Os termômetros na cidade serrana marcavam 3ºC quando, às 10h37min, Rosa Helena Volk, presidente da Gramadotur, autarquia que organiza o Festival de Gramado, e o crítico Marcos Santuário, responsável pela seleção ao lado do ator e diretor Caio Blat, começaram a apresentar os títulos e os homenageados da edição que será realizada de 9 a 17 de agosto. Antes, houve uma notícia ruim, mas que pode ser explicada neste cenário de drástica restrição do tráfego aéreo provocada pela enchente de maio no RS. As disputas de curtas-metragens nacionais e a de documentários só serão realizada via Canal Brasil, com exibições entre os dias 12 e 16. Os competidores serão divulgados no dia 17 de julho, no Hotel Laghetto Stilo, em São Paulo.
— Perdemos por um lado, sem as sessões dos curtas e dos documentários no Palácio dos Festivais, a presença das equipes, os debates, as trocas, mas ganhamos por outro. A experiência durante a pandemia de covid-19 mostrou que as exibições no Canal Brasil aumentam muito o alcance de público desses filmes e atraem atenção também para o Festival de Gramado — afirmou Marcos Santuário no restaurante do hotel Buona Vitta, em Gramado.
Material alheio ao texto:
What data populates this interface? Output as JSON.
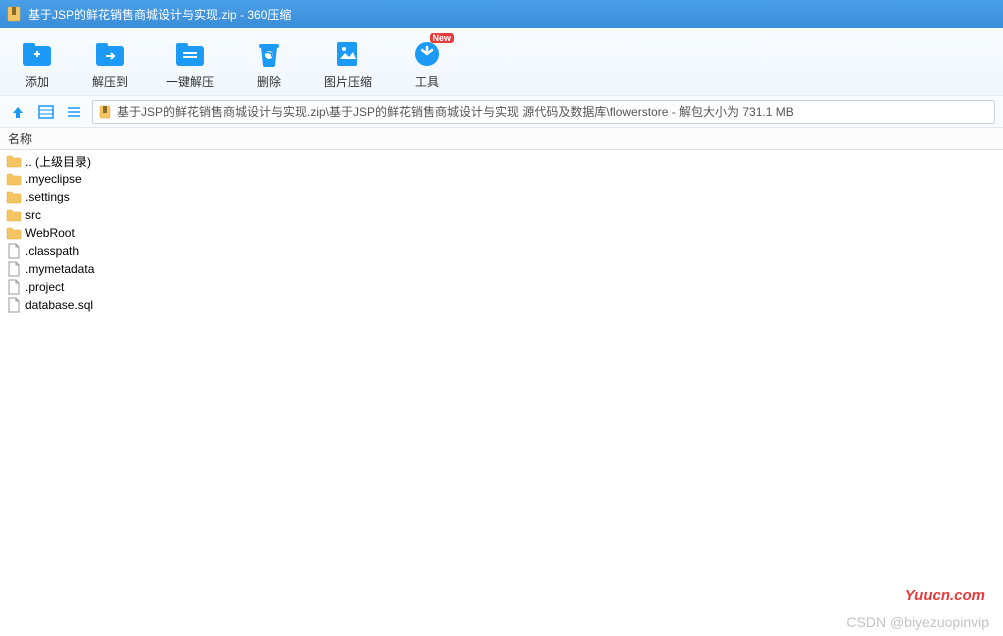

Dos mais de mil filmes inscritos, foram selecionados sete longas-metragens nacionais, cinco documentários, 22 curtas brasileiros, cinco longas gaúchos e 16 curtas do RS.
No papel, a competição de longas nacionais promete um páreo duro na briga pelos Kikitos. As produções representam quatro das cinco regiões do país: Centro-Oeste, Nordeste, Sudeste e Sul. Os gêneros são variados — há drama, comédia, faroeste —, e todos os títulos farão no Palácio dos Festivais sua primeira exibição nacional.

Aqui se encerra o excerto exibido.